Mideast peace may need more than a 'Few Good Men,' it may need new Israeli, PA leaders

As a leatherneck ex-general waded into one of the world's toughest theaters of battle - Israeli-Palestinian truce talks - there were indications America might have to wait for both Prime Minister Ariel Sharon and Palestinian Authority Chairman Yasser Arafat to pass from the scene before a lasting peace can ever be forged.

New U.S. Middle East peace envoy Anthony Zinni, a retired Marine general well-versed in thorny mediation, faces a formidable boot camp in his first crack at persuading the prime minister and the Palestinian Authority chairman to agree to steps aimed at quelling 14 months of nonstop bloodshed.
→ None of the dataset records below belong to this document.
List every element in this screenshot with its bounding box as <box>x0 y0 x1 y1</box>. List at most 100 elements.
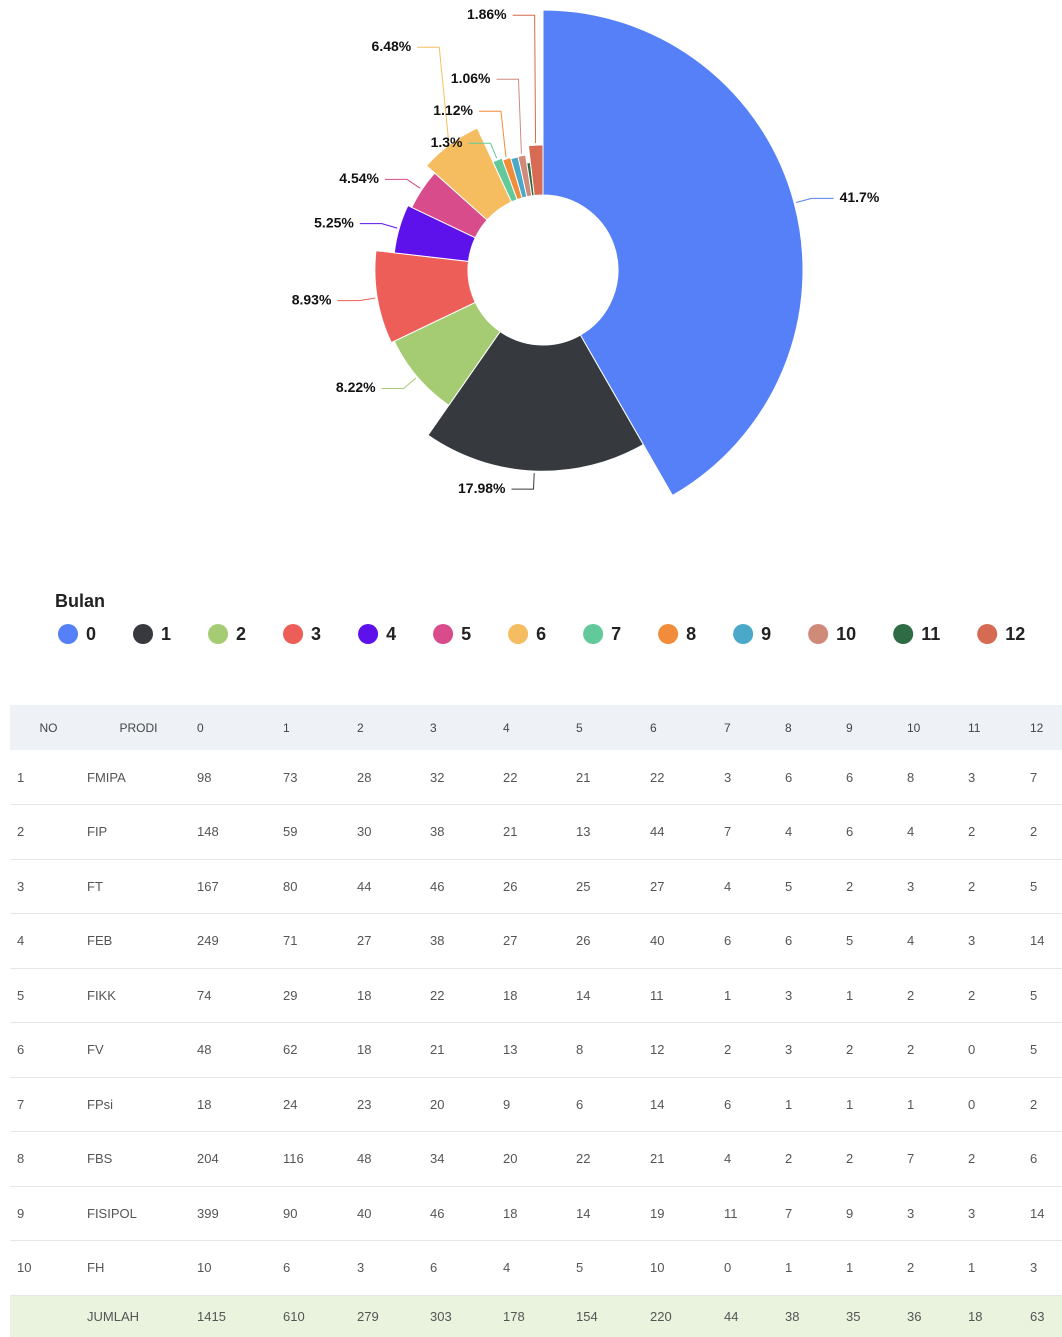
table-row: 1 FMIPA 98 73 28 32 22 21 22 3 6 6 8 3 7 <box>10 750 1062 805</box>
cell: FIKK <box>87 987 116 1003</box>
cell: 20 <box>430 1096 445 1112</box>
cell: 9 <box>846 1205 854 1221</box>
data-label: 8.22% <box>336 379 376 395</box>
cell: FPsi <box>87 1096 113 1112</box>
cell: 8 <box>17 1151 25 1167</box>
cell: 5 <box>576 1260 584 1276</box>
cell: 18 <box>357 987 372 1003</box>
cell: 3 <box>968 769 976 785</box>
legend-label: 8 <box>686 624 696 644</box>
cell: 7 <box>907 1151 915 1167</box>
cell: 26 <box>503 878 518 894</box>
cell: 2 <box>968 878 976 894</box>
cell: 6 <box>576 1096 584 1112</box>
footer-cell: 38 <box>785 1308 800 1324</box>
legend-swatch <box>893 624 914 644</box>
data-label: 4.54% <box>339 170 379 186</box>
cell: 2 <box>1030 1096 1038 1112</box>
cell: 4 <box>503 1260 511 1276</box>
legend-label: 9 <box>761 624 771 644</box>
footer-cell: 610 <box>283 1308 305 1324</box>
cell: 5 <box>17 987 25 1003</box>
cell: 90 <box>283 1205 298 1221</box>
header-cell: 7 <box>724 720 731 735</box>
cell: 5 <box>1030 878 1038 894</box>
cell: 22 <box>503 769 518 785</box>
footer-cell: 303 <box>430 1308 452 1324</box>
data-label: 5.25% <box>314 214 354 230</box>
cell: 44 <box>357 878 372 894</box>
table-row: 7 FPsi 18 24 23 20 9 6 14 6 1 1 1 0 2 <box>10 1077 1062 1132</box>
cell: 9 <box>17 1205 25 1221</box>
cell: 1 <box>846 1096 854 1112</box>
cell: 8 <box>576 1042 584 1058</box>
cell: 6 <box>846 824 854 840</box>
table-row: 2 FIP 148 59 30 38 21 13 44 7 4 6 4 2 2 <box>10 805 1062 859</box>
cell: 167 <box>197 878 219 894</box>
cell: 9 <box>503 1096 511 1112</box>
cell: 1 <box>17 769 25 785</box>
cell: 11 <box>650 987 664 1003</box>
cell: 2 <box>907 1042 915 1058</box>
cell: 40 <box>650 933 665 949</box>
cell: FV <box>87 1042 104 1058</box>
cell: 4 <box>724 878 732 894</box>
table-row: 10 FH 10 6 3 6 4 5 10 0 1 1 2 1 3 <box>10 1241 1062 1295</box>
cell: 19 <box>650 1205 665 1221</box>
cell: 46 <box>430 1205 445 1221</box>
rose-segment <box>527 144 544 197</box>
cell: 21 <box>576 769 591 785</box>
cell: 24 <box>283 1096 298 1112</box>
data-label: 1.86% <box>467 6 507 22</box>
header-cell: 2 <box>357 720 364 735</box>
footer-row: JUMLAH 1415 610 279 303 178 154 220 44 38 35 36 18 63 <box>10 1295 1062 1337</box>
cell: 14 <box>1030 1205 1045 1221</box>
cell: 11 <box>724 1205 738 1221</box>
cell: 59 <box>283 824 298 840</box>
cell: 21 <box>503 824 518 840</box>
cell: 21 <box>430 1042 445 1058</box>
footer-cell: 1415 <box>197 1308 226 1324</box>
cell: 3 <box>968 1205 976 1221</box>
cell: 5 <box>1030 987 1038 1003</box>
cell: 12 <box>650 1042 665 1058</box>
cell: 18 <box>197 1096 212 1112</box>
cell: 40 <box>357 1205 372 1221</box>
cell: 4 <box>17 933 25 949</box>
cell: 2 <box>17 824 25 840</box>
legend-label: 7 <box>611 624 621 644</box>
legend-label: 1 <box>161 624 171 644</box>
cell: 7 <box>785 1205 793 1221</box>
legend-label: 0 <box>86 624 96 644</box>
cell: 98 <box>197 769 212 785</box>
cell: 6 <box>785 933 793 949</box>
cell: 10 <box>197 1260 212 1276</box>
legend-title: Bulan <box>55 591 105 611</box>
rose-segment <box>374 250 477 344</box>
cell: 29 <box>283 987 298 1003</box>
leader-line <box>417 46 450 143</box>
legend-swatch <box>508 624 529 644</box>
data-label: 17.98% <box>458 480 506 496</box>
cell: 3 <box>785 1042 793 1058</box>
footer-cell: 18 <box>968 1308 983 1324</box>
legend-swatch <box>208 624 229 644</box>
cell: 34 <box>430 1151 445 1167</box>
cell: 2 <box>907 1260 915 1276</box>
table-row: 8 FBS 204 116 48 34 20 22 21 4 2 2 7 2 6 <box>10 1132 1062 1186</box>
cell: FBS <box>87 1151 113 1167</box>
header-cell: 8 <box>785 720 792 735</box>
cell: 3 <box>1030 1260 1038 1276</box>
cell: 21 <box>650 1151 665 1167</box>
cell: 0 <box>968 1042 976 1058</box>
cell: FT <box>87 878 103 894</box>
cell: 2 <box>724 1042 732 1058</box>
data-label: 1.12% <box>433 102 473 118</box>
leader-line <box>478 110 507 157</box>
footer-cell: 220 <box>650 1308 672 1324</box>
legend-swatch <box>977 624 998 644</box>
table-row: 4 FEB 249 71 27 38 27 26 40 6 6 5 4 3 14 <box>10 914 1062 968</box>
cell: 2 <box>968 1151 976 1167</box>
cell: 14 <box>650 1096 665 1112</box>
cell: 22 <box>430 987 445 1003</box>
With the militant Islamic Hamas aching to avenge Israel's weekend assassination of its top military commander Mahmoud Abu Hanoud - an urge underscored by a Monday suicide bombing in Gaza that killed the attacker and wounded two Israeli Border Policemen - Sharon pointedly reiterated his bottom-line demand for a week of absolute calm before any Israeli implementation of the Mitchell Commission recommendations for an Israeli-Palestinian cease-fire.

U.S. Secretary of State Colin Powell, a former Joint Chiefs of Staff chairman who dispatched his old comrade-in-arms Zinni to the Middle East, has strongly hinted that Sharon's pre-condition of seven days of quiet is one of the obstacles blocking the path back to the negotiating table.